8 Harris v. Gass, 2024 Ark. 78, at 3–4, 687 S.W.3d 794, 797. Although the claim was bought
in a habeas corpus case and against different parties than the current illegal-sentence petition,
the double-jeopardy claim was rejected as meritless in Harris. Thus, pursuant to Harris, we
hold that the circuit court did not err in ruling that, even if Harris’s claim were cognizable,
it would fail under Arkansas law.1 Accordingly, the circuit court’s denial of relief under
section 16-90-111 was not clearly erroneous, and we affirm the circuit court’s order.
Affirmed.
GLADWIN and HIXSON, JJ., agree.
Charles Edward Harris, Jr., pro se appellant.
Tim Griffin, Att’y Gen., by: Lauren Elizabeth Heil, Ass’t Att’y Gen., for appellee.
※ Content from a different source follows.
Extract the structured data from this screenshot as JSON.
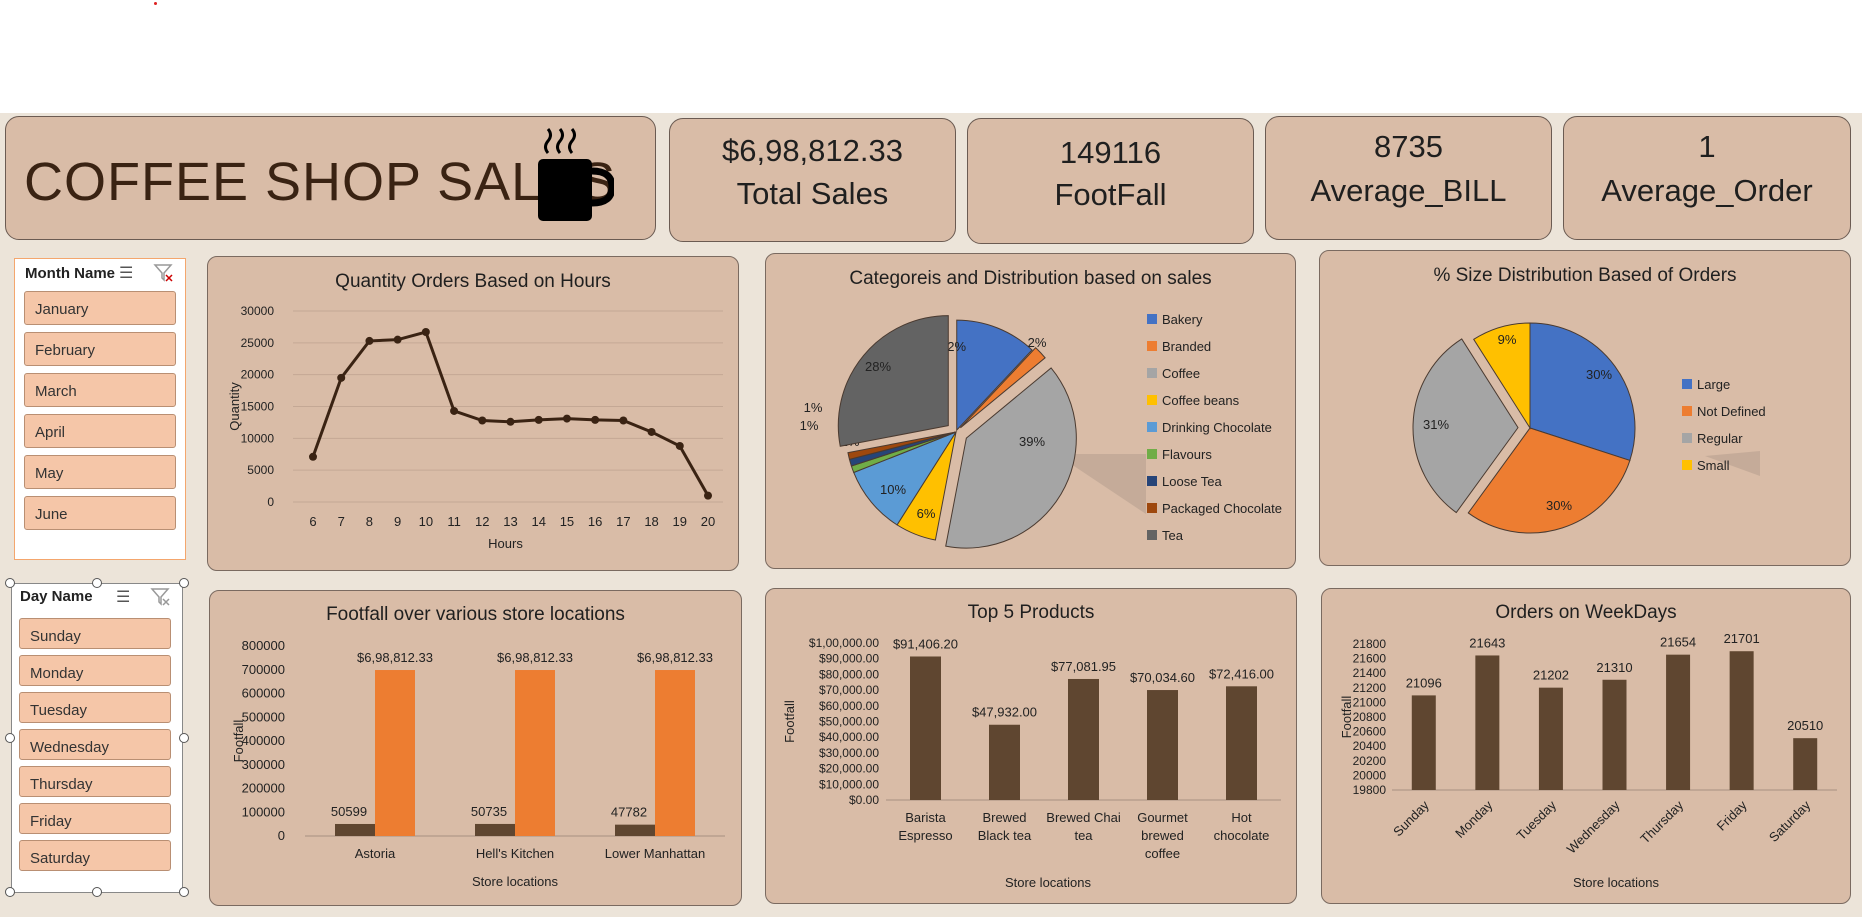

1 Finally, we note that Harris does not assert in this appeal that his fifteen-year sentences are facially illegal because they exceed the maximum terms prescribed by law. See generally McArty, 2020 Ark. 68, at 7, 594 S.W.3d at 58. But even if he had made that argument, it also would have been meritless in this illegal-sentence proceeding. When the judgment was entered against Harris, first-degree battery was a Class B felony. See Ark. Code Ann. § 5-13-201(c)(1) (Supp. 2007); see also Ark. Code Ann. § 5-4-401(a)(3) (Repl. 2006) (stating that for a Class B felony, the sentence shall be not less than five years nor more than twenty years). A terroristic act was a Class Y felony if the person, with the purpose to cause physical injury to another person, causes physical injury or death to any person. Ark. Code Ann. § 5-13-310(b)(2) (Supp. 2007); see also Ark. Code Ann. § 5-4-401(a)(1) (stating that for a Class Y felony, the sentence shall be not less than ten years and not more than forty years, or life). As a habitual offender, Harris was subject to a term of imprisonment of not less than five years nor more than thirty years for Class B felony first-degree battery and a term of not less than ten years nor more than sixty years, or life for Class Y felony committing a terroristic act. See Ark. Code Ann. § 5-4-501(a)(2) (Supp. 2007). Thus, had Harris challenged his fifteen-year sentences, he would not have met his burden of demonstrating that those sentences were facially illegal. See Redus, 2019 Ark. 44, at 3–4, 566 S.W.3d at 471.